Buchvorstellung „Theologie im Zeichen der Corona-Pandemie. Ein Essay“

Seit dem Frühjahr 2020 wird die Menschheit global durch die Corona-Pandemie heimgesucht. Wie kaum ein anderes Phänomen der letzten Jahrzehnte durchdringt der Corona-Virus alle Bereiche des menschlichen Lebens. Bei dieser so grundsätzlichen Problemlage stellt sich die Frage, welchen Beitrag der christliche Glaube und die Theologie, die diesen Glauben reflektiert, dazu beitragen kann. Der Blick in die theologische Landschaft ist allerdings ernüchternd. Um so erfreulicher ist der jetzt von Magnus Striet, Professor für Fundametaltheologie in Freiburg, vorgelegte Essay. Diesem Genre geschuldet wird auf den wissenschaftlichen Apparat verzichtet, ohne dass allerdings der reflexive Anspruch und das intellektuelle Niveau aufgegeben werden. Vielmehr wird die Frage gestellt, wie angesichts einer solchen Pandemie von Gott gesprochen werden kann und was gute bzw. schlechte Theologie ist. Striet wirft damit auch die grundlegende Frage auf, was Theologie als Rede von Gott leisten kann und was nicht. „Ob dieser Gott existiert, ist nicht zu entscheiden. Wird seine Existenz im Glauben unterstellt, so entstehen intellektuelle Rechenschaftspflichten. Das Sehnsuchtswort Gott ist immer wieder neu dem Stresstest auszusetzen, der sich Erfahrung nennt.“ (10)
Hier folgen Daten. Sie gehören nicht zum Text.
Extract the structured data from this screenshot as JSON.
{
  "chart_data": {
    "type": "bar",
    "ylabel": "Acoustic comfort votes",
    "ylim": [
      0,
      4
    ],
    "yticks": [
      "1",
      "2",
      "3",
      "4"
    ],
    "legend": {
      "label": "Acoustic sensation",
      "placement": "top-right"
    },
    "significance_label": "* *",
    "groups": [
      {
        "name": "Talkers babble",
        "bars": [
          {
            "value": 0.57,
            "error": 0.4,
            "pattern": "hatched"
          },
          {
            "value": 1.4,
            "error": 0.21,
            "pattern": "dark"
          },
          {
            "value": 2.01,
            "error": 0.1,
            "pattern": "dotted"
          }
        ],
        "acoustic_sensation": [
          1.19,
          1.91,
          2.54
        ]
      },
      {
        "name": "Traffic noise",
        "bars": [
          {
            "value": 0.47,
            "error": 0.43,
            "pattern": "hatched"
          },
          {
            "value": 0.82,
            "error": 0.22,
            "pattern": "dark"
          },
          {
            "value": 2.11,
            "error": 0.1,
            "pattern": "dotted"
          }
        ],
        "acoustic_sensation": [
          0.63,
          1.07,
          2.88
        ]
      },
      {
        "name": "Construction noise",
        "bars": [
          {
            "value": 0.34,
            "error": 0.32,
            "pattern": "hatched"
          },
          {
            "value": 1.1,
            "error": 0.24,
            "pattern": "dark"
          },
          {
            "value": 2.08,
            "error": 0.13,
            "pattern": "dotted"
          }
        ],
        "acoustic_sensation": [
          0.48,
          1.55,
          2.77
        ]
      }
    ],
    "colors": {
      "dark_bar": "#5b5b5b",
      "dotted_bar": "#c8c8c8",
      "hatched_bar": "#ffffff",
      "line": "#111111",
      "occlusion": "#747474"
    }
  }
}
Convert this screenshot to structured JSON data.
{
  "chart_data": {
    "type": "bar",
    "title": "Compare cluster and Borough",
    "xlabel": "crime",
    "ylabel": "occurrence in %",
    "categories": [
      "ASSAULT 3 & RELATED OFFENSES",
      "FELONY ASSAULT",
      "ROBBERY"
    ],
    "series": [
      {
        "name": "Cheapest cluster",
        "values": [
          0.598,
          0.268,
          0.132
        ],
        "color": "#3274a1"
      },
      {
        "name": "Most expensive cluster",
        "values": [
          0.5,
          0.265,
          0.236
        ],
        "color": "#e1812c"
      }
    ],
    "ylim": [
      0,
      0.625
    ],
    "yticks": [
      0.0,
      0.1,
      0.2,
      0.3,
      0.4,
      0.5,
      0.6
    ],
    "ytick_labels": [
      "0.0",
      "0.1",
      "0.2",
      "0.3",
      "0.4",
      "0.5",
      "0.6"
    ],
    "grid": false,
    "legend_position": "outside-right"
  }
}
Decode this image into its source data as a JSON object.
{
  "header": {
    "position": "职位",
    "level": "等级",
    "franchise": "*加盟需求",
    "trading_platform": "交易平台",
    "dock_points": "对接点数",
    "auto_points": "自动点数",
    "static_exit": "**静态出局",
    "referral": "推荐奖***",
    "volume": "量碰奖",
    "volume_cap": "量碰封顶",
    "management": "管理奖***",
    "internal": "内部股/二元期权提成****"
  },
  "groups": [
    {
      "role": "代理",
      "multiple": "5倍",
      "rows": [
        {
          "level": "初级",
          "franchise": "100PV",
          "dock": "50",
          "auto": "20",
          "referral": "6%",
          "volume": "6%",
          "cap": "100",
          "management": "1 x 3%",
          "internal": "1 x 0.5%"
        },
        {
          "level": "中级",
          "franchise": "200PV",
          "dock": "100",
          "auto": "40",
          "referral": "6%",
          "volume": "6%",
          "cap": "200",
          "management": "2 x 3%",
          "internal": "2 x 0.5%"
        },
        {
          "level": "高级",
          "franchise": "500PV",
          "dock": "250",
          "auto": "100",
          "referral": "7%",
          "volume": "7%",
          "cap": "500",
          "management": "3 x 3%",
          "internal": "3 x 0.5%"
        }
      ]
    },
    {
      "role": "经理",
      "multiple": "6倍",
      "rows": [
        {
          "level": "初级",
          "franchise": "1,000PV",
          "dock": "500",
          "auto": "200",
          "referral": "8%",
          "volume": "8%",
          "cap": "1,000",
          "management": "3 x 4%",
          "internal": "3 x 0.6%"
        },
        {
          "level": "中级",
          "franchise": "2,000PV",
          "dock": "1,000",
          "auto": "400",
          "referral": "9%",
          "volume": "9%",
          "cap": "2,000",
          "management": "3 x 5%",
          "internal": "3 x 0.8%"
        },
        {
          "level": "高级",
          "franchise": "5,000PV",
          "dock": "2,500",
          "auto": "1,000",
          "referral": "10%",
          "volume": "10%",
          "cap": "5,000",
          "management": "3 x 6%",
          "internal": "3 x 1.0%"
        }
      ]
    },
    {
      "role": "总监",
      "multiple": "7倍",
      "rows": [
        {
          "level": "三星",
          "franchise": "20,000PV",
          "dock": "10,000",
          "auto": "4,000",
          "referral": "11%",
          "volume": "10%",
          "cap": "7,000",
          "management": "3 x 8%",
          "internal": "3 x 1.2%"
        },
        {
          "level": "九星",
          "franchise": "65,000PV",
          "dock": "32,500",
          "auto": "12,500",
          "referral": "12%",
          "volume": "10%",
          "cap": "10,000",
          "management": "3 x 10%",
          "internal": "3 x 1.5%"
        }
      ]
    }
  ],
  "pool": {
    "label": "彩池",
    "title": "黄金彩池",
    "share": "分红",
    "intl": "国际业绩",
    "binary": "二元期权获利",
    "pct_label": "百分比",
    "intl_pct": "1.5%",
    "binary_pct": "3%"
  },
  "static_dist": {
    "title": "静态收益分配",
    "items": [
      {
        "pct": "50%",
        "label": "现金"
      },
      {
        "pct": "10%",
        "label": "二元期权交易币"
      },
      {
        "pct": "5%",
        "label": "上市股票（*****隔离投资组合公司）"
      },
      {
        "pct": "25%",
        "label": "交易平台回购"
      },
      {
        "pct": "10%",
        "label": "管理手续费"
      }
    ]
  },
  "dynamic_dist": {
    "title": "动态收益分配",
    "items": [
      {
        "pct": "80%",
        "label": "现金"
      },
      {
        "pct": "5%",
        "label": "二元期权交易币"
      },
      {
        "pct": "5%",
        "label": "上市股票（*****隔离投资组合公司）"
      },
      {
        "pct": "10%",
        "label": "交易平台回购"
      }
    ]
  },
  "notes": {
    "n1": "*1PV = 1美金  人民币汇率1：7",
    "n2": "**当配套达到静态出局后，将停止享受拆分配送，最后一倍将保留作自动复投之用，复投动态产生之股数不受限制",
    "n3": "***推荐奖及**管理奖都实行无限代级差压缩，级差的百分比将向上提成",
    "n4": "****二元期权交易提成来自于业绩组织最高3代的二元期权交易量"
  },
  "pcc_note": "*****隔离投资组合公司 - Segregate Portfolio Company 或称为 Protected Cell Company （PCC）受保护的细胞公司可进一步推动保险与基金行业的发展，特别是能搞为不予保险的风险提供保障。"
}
Die klassische Frage, die die Erfahrung der Corona-Pandemie aufwirft, ist die nach dem natürlichen Übel (malum physicum): Warum lässt Gott dieses Übel (Krankheit, Seuchen, Tod) zu? Striet behandelt dies im Rückgriff auf zwei Literaten: Robert Gernhardt (1937-2006), der angesichts seiner Krebserkrankung seine Zweifel artikuliert, ohne die Sehnsucht aufzugeben. Die Wiederbelebung einer Theologie der Strafe Gottes und der damit verbundenen Erbsündentheologie im Gefolge von Augustinus gehören für Striet nicht mehr zum Repertoire zeitgenössischer Theologie. Dies hat bereits der zweite Literat Giovanni Boccaccio im 14. Jh. angesichts der Pest in Florenz gesehen, wenn er von der „Grausamkeit des Himmels“ spricht. Dass dennoch manche „theologische Merkwürdigkeiten“ seit dem dem Ausbruch der Pandemie wahrzunehmen sind, wird von Striet konstatiert.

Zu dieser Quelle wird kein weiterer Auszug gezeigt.